Dabei sollten die Beratungsprobleme eigentlich der Vergangenheit angehören, glaubt man den Ankündigungen der Allianz. Bereits 2006 sagte der damalige Allianz-Vorstand Jan Carendi beim „Allianz Capital Markets Day“ in München, der Konzern wolle wachsen – aber nicht mehr um jeden Preis. Die Allianz könne nicht länger hinnehmen, wenn im Geschäft mit den Kunden kurzfristige Umsatzziele im Vordergrund stünden: „Wir wollen kein schlechtes Wachstum mehr.“
Offenbar ein frommer Wunsch. Die Vertriebsmethoden der Allianz und die mittelmäßigen Leistungen bei Produkten und Service haben sich inzwischen herumgesprochen. Dem Versicherungsriesen laufen die Kunden davon: In fast allen Versicherungssparten gingen 2007 die Beitragseinnahmen zurück, nur in der Lebensversicherung profitierte die Allianz von der guten Entwicklung des Altersvorsorge-marktes. Und das war kein einmaliger Ausrutscher. Seit 2002 verlor die Allianz teilweise bis zu 1000 Kunden pro Tag an ihre Wettbewerber, insgesamt über eine Million. Nur in der Lebensversicherung stieg der Marktanteil der Allianz in den letzten zehn Jahren um 1,4 Prozent. In den Sparten Sach-, Unfall- und Krankenversicherung ging er deutlich zurück.

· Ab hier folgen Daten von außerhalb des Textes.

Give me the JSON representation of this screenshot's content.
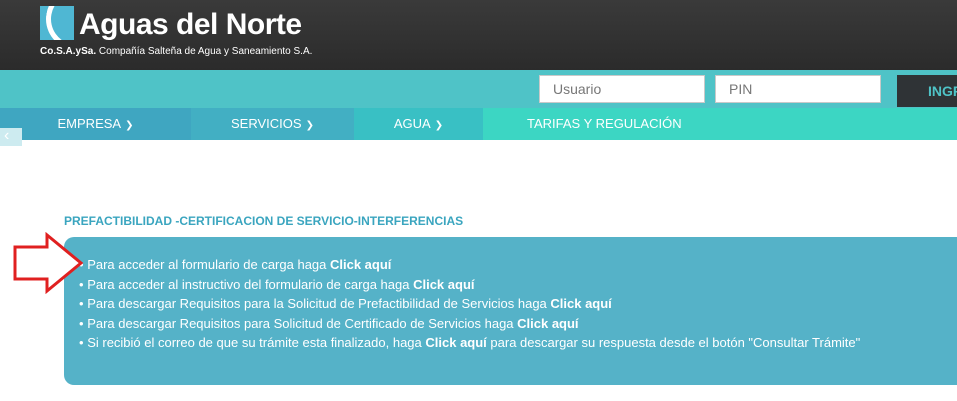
{
  "brand": {
    "title": "Aguas del Norte",
    "subtitle_abbr": "Co.S.A.ySa.",
    "subtitle_full": "Compañía Salteña de Agua y Saneamiento S.A.",
    "colors": {
      "dark": "#2f2f2f",
      "teal": "#4fc3c7",
      "accent": "#55b2c8"
    }
  },
  "login": {
    "user_placeholder": "Usuario",
    "pin_placeholder": "PIN",
    "button_label": "INGR"
  },
  "nav": {
    "items": [
      {
        "label": "EMPRESA",
        "icon": "chevron-down-icon"
      },
      {
        "label": "SERVICIOS",
        "icon": "chevron-down-icon"
      },
      {
        "label": "AGUA",
        "icon": "chevron-down-icon"
      },
      {
        "label": "TARIFAS Y REGULACIÓN"
      }
    ]
  },
  "section": {
    "title": "PREFACTIBILIDAD -CERTIFICACION DE SERVICIO-INTERFERENCIAS",
    "items": [
      {
        "text": "Para acceder al formulario de carga haga ",
        "link": "Click aquí",
        "after": ""
      },
      {
        "text": "Para acceder al instructivo del formulario de carga haga ",
        "link": "Click aquí",
        "after": ""
      },
      {
        "text": "Para descargar Requisitos para la Solicitud de Prefactibilidad de Servicios haga ",
        "link": "Click aquí",
        "after": ""
      },
      {
        "text": "Para descargar Requisitos para Solicitud de Certificado de Servicios haga ",
        "link": "Click aquí",
        "after": ""
      },
      {
        "text": "Si recibió el correo de que su trámite esta finalizado, haga ",
        "link": "Click aquí",
        "after": " para descargar su respuesta desde el botón \"Consultar Trámite\""
      }
    ],
    "bullet": "•"
  },
  "annotation": {
    "icon": "red-arrow-icon",
    "color": "#e02020"
  }
}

Investoren haben schon lange Zweifel daran, dass die Konzernführung das gewaltige Ertragspotenzial des Marktführers voll ausschöpft – der Aktienkurs ist seit Juli 2007 von fast 180 auf 120 Euro zusammengeschmolzen. Dabei hat die Allianz die Reißleine schon vor zwei Jahren gezogen: Sie kündigte den radikalsten Konzernumbau ihrer Geschichte an: 15 Prozent der Vollzeitstellen werden abgebaut, 10 von 22 Standorten geschlossen – mit dramatischen Konsequenzen: Aufruhr unter den Vertretern, internes Chaos und für Kunden schmerzliche Service-Engpässe beim Aufbau neuer Unternehmensabläufe.

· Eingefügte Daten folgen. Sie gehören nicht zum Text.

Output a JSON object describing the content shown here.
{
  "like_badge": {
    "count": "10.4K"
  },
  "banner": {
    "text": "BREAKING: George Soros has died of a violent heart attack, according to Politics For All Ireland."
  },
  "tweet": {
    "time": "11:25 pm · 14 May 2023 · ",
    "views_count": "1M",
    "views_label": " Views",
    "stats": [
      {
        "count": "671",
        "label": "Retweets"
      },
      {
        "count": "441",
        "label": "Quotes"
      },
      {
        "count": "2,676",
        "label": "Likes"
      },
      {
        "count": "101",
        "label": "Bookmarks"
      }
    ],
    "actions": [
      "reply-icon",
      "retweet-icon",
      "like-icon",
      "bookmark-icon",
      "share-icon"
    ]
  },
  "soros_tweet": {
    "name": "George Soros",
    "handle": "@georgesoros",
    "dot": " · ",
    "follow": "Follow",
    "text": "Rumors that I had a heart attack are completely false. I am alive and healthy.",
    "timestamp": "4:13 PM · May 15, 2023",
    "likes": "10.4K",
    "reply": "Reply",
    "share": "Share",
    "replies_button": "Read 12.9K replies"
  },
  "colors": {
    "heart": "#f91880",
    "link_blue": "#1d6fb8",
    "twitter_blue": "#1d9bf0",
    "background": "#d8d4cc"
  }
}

Seit ihrer Gründung 1890 verkauft die Allianz nicht nur Sicherheit, jahrzehntelang ist sie selbst ein Inbegriff von Sicherheit und Zuverlässigkeit – auch für ihre Mitarbeiter. „Einmal Allianzler, immer Allianzler“, heißt es bei Millionen Kunden und auch in der Belegschaft. Viele Mitarbeiter schließen mit der Allianz einen Bund fürs Leben, von der Ausbildung bis zur Rente. Im Nachkriegsdeutschland ist die Allianz eine echte Industrie-Ikone, und mit ihren Unternehmensbeteiligungen ist sie ein Dreh- und Angelpunkt der alten Deutschland AG. Zudem: Einem Unternehmen, das im Keller seines Münchner Hauptsitzes eine Kegelbahn betreibt und die Mitarbeiter in firmeneigene Erholungsheime am Bodensee schickt, kehrt man nicht so schnell den Rücken.

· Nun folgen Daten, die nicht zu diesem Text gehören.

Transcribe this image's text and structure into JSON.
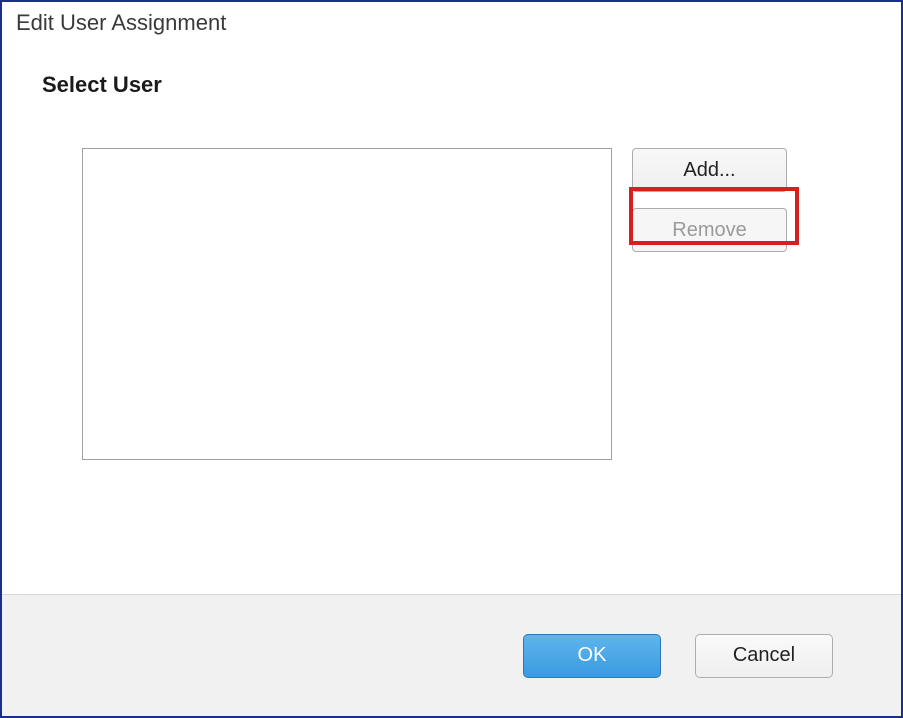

Mit der Deregulierung des Versicherungsmarkts 1994 weht ein erster kühler Hauch der Globalisierung durch die Flure der zwei Dutzend Allianz-Standorte in Deutschland. Vorbei die Zeiten, in denen die Finanzaufsicht die Tarife der Versicherer absegnete und die Anbieter in Nichtangriffsstellung verharrten. Es keimt etwas bis dahin Unbekanntes in der Branche auf: echter Wettbewerb. Doch es wird noch fast ein Jahrzehnt dauern, bis dieser Wettbewerb Spuren bei dem Marktführer hinterlässt.
Zuvor verleibt sich die Allianz noch die Vereinte Krankenversicherung ein, die Dresdner Bank und dit, den Deutschen Investment Trust. Damit hat der langjährige Vorstandschef Henning Schulte-Noelle einen Allfinanz-Konzern geschmiedet, der vom Aktienfonds bis zur Zahnzusatzversicherung die gesamte Palette von Finanzdienstleistungen im Portfolio hat. IFDL heiß das Zauberwort intern, „Integrierter Finanzdienstleister“.